Approximately 85% of the new location space will be dedicated to beer production while the remaining 15% will make up the tap room, which will make it roughly three times larger than the current tap room in Mt. Lebanon.
The move is the result of a yearlong search, aided in part by the Urban Redevelopment Authority. South Side architecture firm Lab 8 will serve as project architects.
The move will allow Hitchhiker to increase their production ten-fold to 3,000 barrels a year. Currently the brewery uses a three barrel system which will expand to a 15 barrel setup at the new location, including a commensurate increase in fermentation tanks.
Hitchhiker head brewer, Andy Kwiatkowski, says that brewing on the current setup sometimes feels like “glorified homebrewing,” and that expanding to a larger setup will allow him to increase both the quantity and quality of Hitchhiker beers.
In addition to increasing their wholesale distribution, Hitchhiker also plans to install a canning line at their new facility, allowing customers to purchase cans of beer at distributors and at both tap rooms.

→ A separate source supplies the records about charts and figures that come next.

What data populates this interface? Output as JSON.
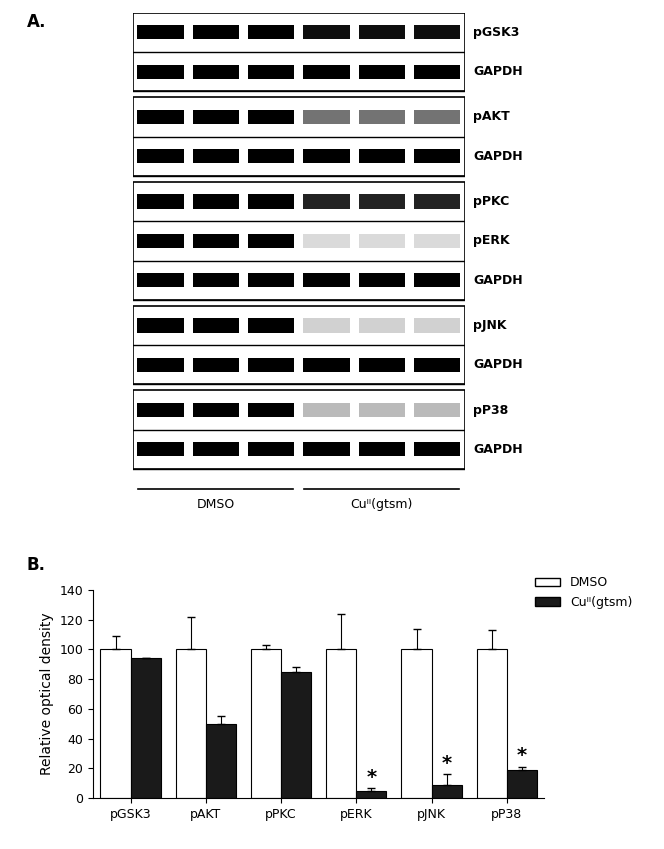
{
  "panel_labels": [
    "A.",
    "B."
  ],
  "blot": {
    "groups": [
      [
        "pGSK3",
        "GAPDH"
      ],
      [
        "pAKT",
        "GAPDH"
      ],
      [
        "pPKC",
        "pERK",
        "GAPDH"
      ],
      [
        "pJNK",
        "GAPDH"
      ],
      [
        "pP38",
        "GAPDH"
      ]
    ],
    "lanes": [
      {
        "label": "DMSO",
        "count": 3
      },
      {
        "label": "Cuᴵᴵ(gtsm)",
        "count": 3
      }
    ]
  },
  "chart_data": {
    "type": "bar",
    "y_label": "Relative optical density",
    "categories": [
      "pGSK3",
      "pAKT",
      "pPKC",
      "pERK",
      "pJNK",
      "pP38"
    ],
    "series": [
      {
        "name": "DMSO",
        "color": "#ffffff",
        "values": [
          100,
          100,
          100,
          100,
          100,
          100
        ],
        "errors": [
          9,
          22,
          3,
          24,
          14,
          13
        ]
      },
      {
        "name": "Cuᴵᴵ(gtsm)",
        "color": "#1a1a1a",
        "values": [
          94,
          50,
          85,
          5,
          9,
          19
        ],
        "errors": [
          0.5,
          5,
          3,
          1.5,
          7,
          2
        ]
      }
    ],
    "annotations": [
      {
        "category": "pERK",
        "series": "Cuᴵᴵ(gtsm)",
        "text": "*"
      },
      {
        "category": "pJNK",
        "series": "Cuᴵᴵ(gtsm)",
        "text": "*"
      },
      {
        "category": "pP38",
        "series": "Cuᴵᴵ(gtsm)",
        "text": "*"
      }
    ],
    "ylim": [
      0,
      140
    ],
    "yticks": [
      0,
      20,
      40,
      60,
      80,
      100,
      120,
      140
    ],
    "legend": "upper right",
    "grid": false
  }
}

Additionally, the basement of the Mt. Lebanon tap room, where the brewery’s production currently takes place, will be used to barrel-age beers, especially sours.
Olden says that he has met with the South Side Chamber of Commerce as well as Councilman Bruce Kraus’s office and that both offices have been very supportive of the brewery’s expansion plans. He notes that the South Side has achieved a negative reputation as of late, but he believes that the clientele at a craft brewery tends to be different and more mature than that of typical East Carson Street nightlife.
“We think we can add to the entertainment component down in that area, whether that be with things happening at Club Cafe, or shows at the City Theatre, or things at WYEP. We think we’re going to be an integral part of that community and we’re really, really excited about that.”
Olden says that while the facility has passed its initial zoning review, there are still a number of matters that must be approved by various regulatory bodies before the process can be finalized.
“That being said,” says Olden, “we are very, very confident that this project is going to get off the ground and we are very dedicated to making this a reality.”